De la Trinidad, los sacramentos, la misión canónica, etc.

La fe católica :

Dios Trinidad, único principio de todas las cosas

Capítulo 1. LA FE CATÓLICA

Firmemente creemos y simplemente confesamos, que uno solo es el verdadero Dios, eterno, inmenso e inconmutable, incomprensible, omnipotente e inefable, Padre, Hijo y Espíritu Santo: tres personas ciertamente, pero una sola esencia, sustancia o naturaleza absolutamente. simple. El Padre no viene de nadie, el Hijo del Padre solo, y El Espíritu Santo a la vez de uno y de otro, sin comienzo, siempre y sin fin. El Padre que engendra, el Hijo que nace y el Espíritu Santo que procede : consustanciales, coiguales, coomnipotentes y coeternos; un solo principio de todas las cosas; Creador de todas las cosas, de las visibles y de las invisibles, espirituales y corporales; que por su omnipotente virtud a la vez desde el principio del tiempo creó de la nada a una y otra criatura, la espiritual y la corporal, es decir, la angélica y la mundana, v después la humana, como común, compuesta de espíritu y de cuerpo. Porque el diablo y demás demonios, por Dios ciertamente fueron creados buenos por naturaleza; mas ellos, por sí mismos, se hicieron malos. El hombre, empero, pecó por sugestión del diablo. Esta Santa Trinidad, que según la común esencia es indivisa y, según las propiedades personales, diferente, primero por Moisés y los santos profetas y por otros siervos suyos, según la ordenadísima disposición de los tiempos, dio al género humano la doctrina saludable.
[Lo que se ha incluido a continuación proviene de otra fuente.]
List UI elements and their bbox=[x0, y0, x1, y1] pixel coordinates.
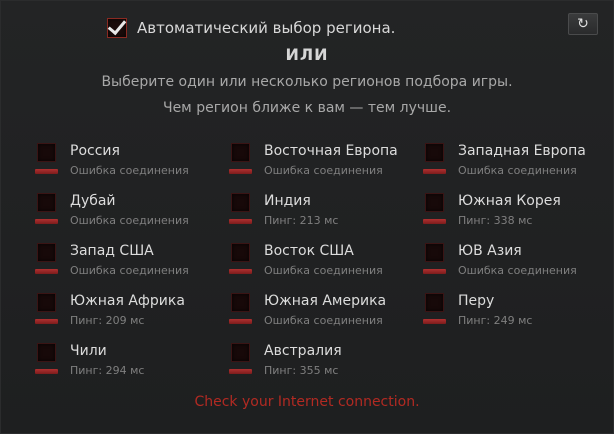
ping-bar bbox=[229, 219, 252, 224]
ping-bar bbox=[229, 319, 252, 324]
region-name: Южная Америка bbox=[264, 293, 387, 309]
region-name: Дубай bbox=[70, 193, 116, 209]
region-checkbox[interactable] bbox=[231, 343, 250, 362]
ping-bar bbox=[229, 369, 252, 374]
region-checkbox[interactable] bbox=[231, 243, 250, 262]
region-status: Ошибка соединения bbox=[458, 264, 577, 277]
region-name: Индия bbox=[264, 193, 311, 209]
region-name: Южная Африка bbox=[70, 293, 185, 309]
checkmark-icon bbox=[107, 15, 127, 36]
auto-region-label[interactable]: Автоматический выбор региона. bbox=[137, 19, 395, 37]
region-name: Западная Европа bbox=[458, 143, 586, 159]
region-checkbox[interactable] bbox=[425, 293, 444, 312]
region-checkbox[interactable] bbox=[231, 193, 250, 212]
region-checkbox[interactable] bbox=[425, 193, 444, 212]
ping-bar bbox=[35, 369, 58, 374]
ping-bar bbox=[423, 319, 446, 324]
region-name: Южная Корея bbox=[458, 193, 561, 209]
ping-bar bbox=[423, 169, 446, 174]
connection-error-message: Check your Internet connection. bbox=[194, 394, 420, 410]
region-status: Ошибка соединения bbox=[264, 164, 383, 177]
region-status: Пинг: 249 мс bbox=[458, 314, 533, 327]
region-name: Россия bbox=[70, 143, 120, 159]
region-name: Восток США bbox=[264, 243, 354, 259]
region-status: Ошибка соединения bbox=[458, 164, 577, 177]
or-label: ИЛИ bbox=[285, 45, 329, 64]
region-status: Пинг: 294 мс bbox=[70, 364, 145, 377]
ping-bar bbox=[229, 169, 252, 174]
region-select-panel: Автоматический выбор региона. ↻ ИЛИ Выбе… bbox=[0, 0, 614, 434]
reset-button[interactable]: ↻ bbox=[568, 13, 598, 35]
ping-bar bbox=[35, 169, 58, 174]
region-checkbox[interactable] bbox=[37, 193, 56, 212]
region-status: Пинг: 338 мс bbox=[458, 214, 533, 227]
region-status: Ошибка соединения bbox=[70, 264, 189, 277]
ping-bar bbox=[229, 269, 252, 274]
ping-bar bbox=[35, 219, 58, 224]
region-name: Чили bbox=[70, 343, 107, 359]
region-checkbox[interactable] bbox=[231, 293, 250, 312]
region-status: Ошибка соединения bbox=[264, 314, 383, 327]
hint-line-1: Выберите один или несколько регионов под… bbox=[101, 74, 513, 90]
region-name: Австралия bbox=[264, 343, 342, 359]
region-name: Запад США bbox=[70, 243, 154, 259]
region-name: ЮВ Азия bbox=[458, 243, 522, 259]
region-status: Ошибка соединения bbox=[70, 214, 189, 227]
refresh-icon: ↻ bbox=[577, 16, 589, 32]
region-checkbox[interactable] bbox=[37, 143, 56, 162]
region-status: Ошибка соединения bbox=[264, 264, 383, 277]
region-name: Перу bbox=[458, 293, 495, 309]
ping-bar bbox=[35, 269, 58, 274]
region-checkbox[interactable] bbox=[37, 243, 56, 262]
region-checkbox[interactable] bbox=[231, 143, 250, 162]
region-status: Пинг: 213 мс bbox=[264, 214, 339, 227]
region-checkbox[interactable] bbox=[425, 243, 444, 262]
ping-bar bbox=[423, 269, 446, 274]
region-name: Восточная Европа bbox=[264, 143, 398, 159]
region-checkbox[interactable] bbox=[425, 143, 444, 162]
hint-line-2: Чем регион ближе к вам — тем лучше. bbox=[162, 100, 452, 116]
auto-region-row[interactable]: Автоматический выбор региона. bbox=[107, 15, 395, 39]
region-checkbox[interactable] bbox=[37, 293, 56, 312]
region-status: Ошибка соединения bbox=[70, 164, 189, 177]
auto-region-checkbox[interactable] bbox=[107, 15, 127, 38]
region-status: Пинг: 209 мс bbox=[70, 314, 145, 327]
region-status: Пинг: 355 мс bbox=[264, 364, 339, 377]
ping-bar bbox=[423, 219, 446, 224]
ping-bar bbox=[35, 319, 58, 324]
region-checkbox[interactable] bbox=[37, 343, 56, 362]
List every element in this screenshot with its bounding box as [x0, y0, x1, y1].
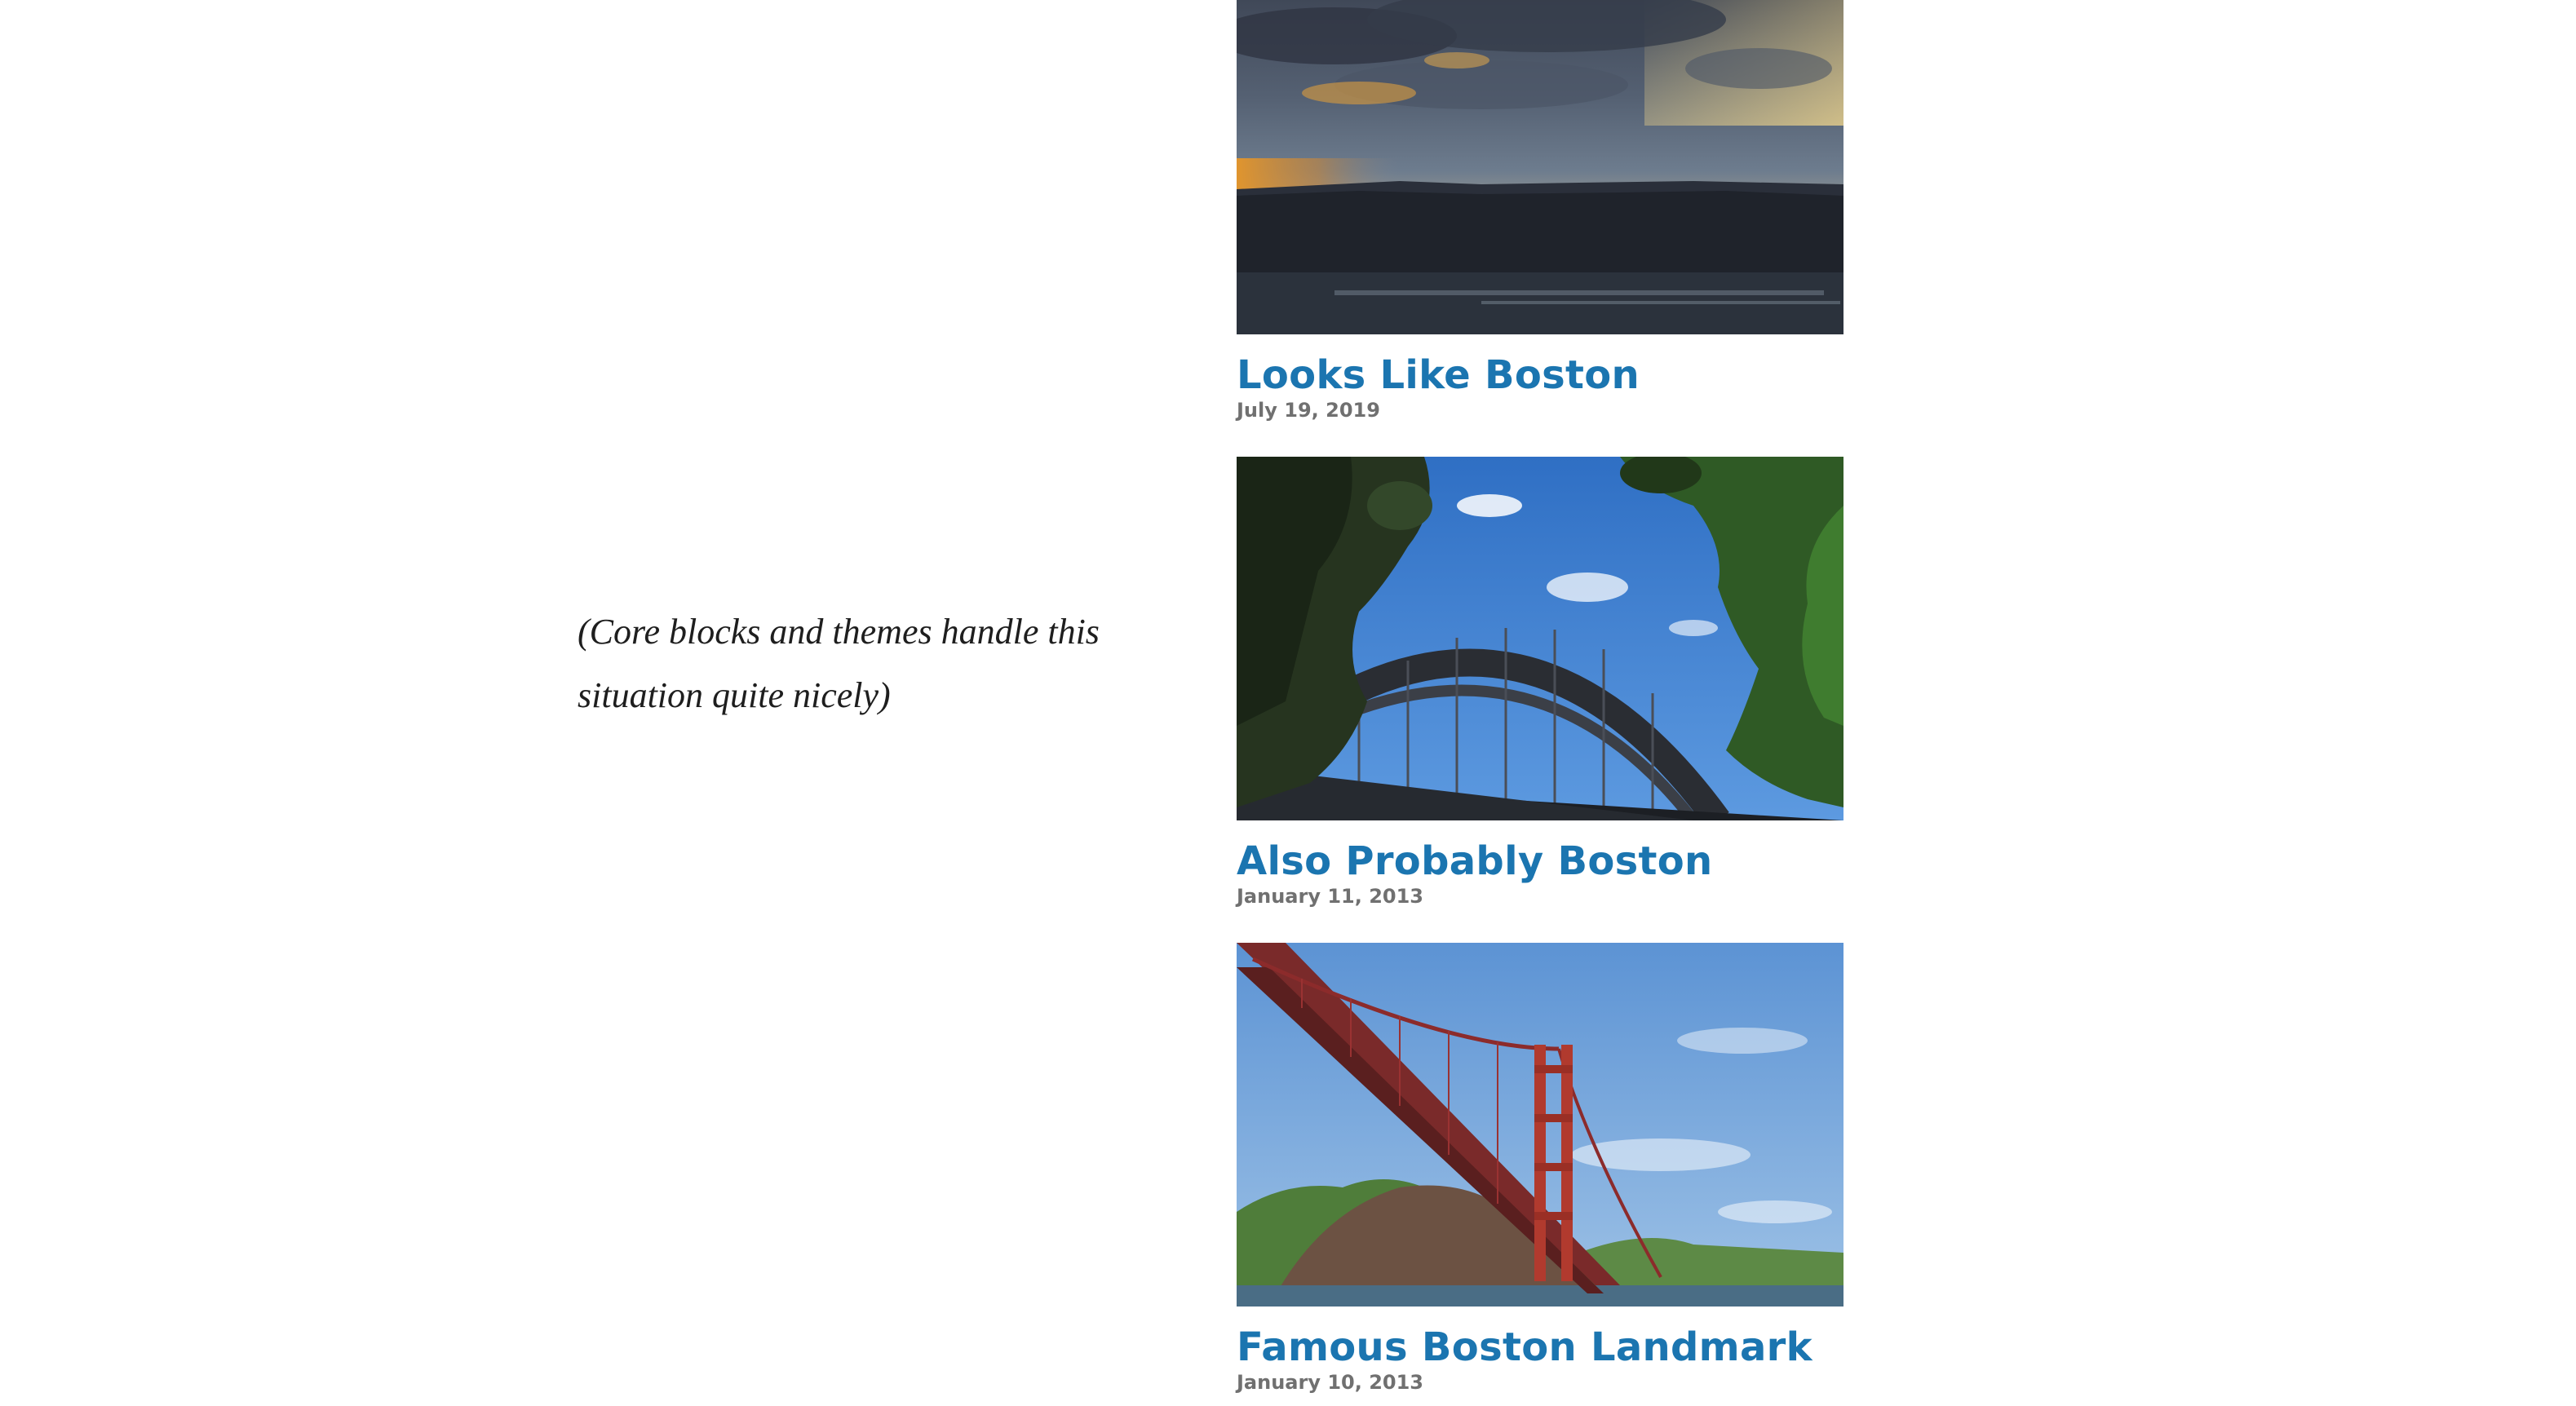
post-date: July 19, 2019	[1237, 399, 1380, 422]
post-date: January 10, 2013	[1237, 1371, 1423, 1394]
post-thumbnail-sunset[interactable]	[1237, 0, 1843, 334]
pullquote-caption: (Core blocks and themes handle this situ…	[578, 612, 1100, 715]
suspension-bridge-image	[1237, 943, 1843, 1307]
sunset-landscape-image	[1237, 0, 1843, 334]
post-title-link[interactable]: Looks Like Boston	[1237, 351, 1640, 400]
arch-bridge-image	[1237, 457, 1843, 820]
post-title-link[interactable]: Also Probably Boston	[1237, 837, 1712, 886]
post-title-link[interactable]: Famous Boston Landmark	[1237, 1323, 1812, 1372]
post-thumbnail-harbour-bridge[interactable]	[1237, 457, 1843, 820]
post-thumbnail-golden-gate[interactable]	[1237, 943, 1843, 1307]
post-date: January 11, 2013	[1237, 885, 1423, 908]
Y, finalmente, Jesucristo unigénito Hijo de Dios, encarnado por obra común de toda la Trinidad, concebido de María siempre Virgen, por cooperación del Espíritu Santo, hecho verdadero hombre, compuesto de alma racional y carne humana, una sola persona en dos naturalezas, mostró más claramente el camino de la vida. Él, que según la divinidad es inmortal e impasible, )Él mismo se hizo, según la humanidad, pasible y mortal; Él también sufrió y murió en el madero de la cruz por la salud del género humano, descendió a los infiernos, resucitó de entre los muertos y subió al cielo; pero descendió en el alma y resucitó en la carne, y subió juntamente en una y otra; ha de venir al fin del mundo, ha de juzgar a los vivos y a los muertos, y ha de dar a cada uno según sus obras, tanto a los réprobos como a los elegidos : todos los cuales resucitarán con sus propios cuerpos que ahora llevan, para recibir según sus obras, ora fueron buenas, ora fueron malas; aquéllos, con el diablo, castigo eterno; y éstos, con Cristo, gloria sempiterna.

Iglesia y sacramentos

Y una sola es la Iglesia universal de los fieles, fuera de la cual nadie absolutamente se salva , y en ella el mismo sacerdote es sacrificio, Jesucristo, cuyo cuerpo y sangre se contiene verdaderamente en el sacramento del altar bajo las especies de pan y vino, después de transustanciados, por virtud divina, el pan en el cuerpo y el vino en la sangre, a fin de que, para acabar el misterio de la unidad, recibamos nosotros de lo suyo lo que Él recibió de lo nuestro. Y este sacramento nadie ciertamente puede realizarlo sino el sacerdote que hubiere sido debidamente ordenado, según las llaves de la Iglesia, que el mismo Jesucristo concedió a los Apóstoles y a sus sucesores. En cambio, el sacramento del bautismo (que se consagra en el agua por la invocación de Dios y de la indivisa Trinidad, es decir, del Padre y del Hijo y del Espíritu Santo) aprovecha para la salvación, tanto a los niños como a los adultos fuere quienquiera el que lo confiera debidamente en la forma de la Iglesia. Y si alguno, después de recibido el bautismo, hubiste caído en pecado, siempre puede repararse por una verdadera penitencia. Y no sólo los vírgenes y continentes, sino también los casados merecen llegar a la bienaventuranza eterna, agradando a Dios por medio de su recta fe y buenas obras.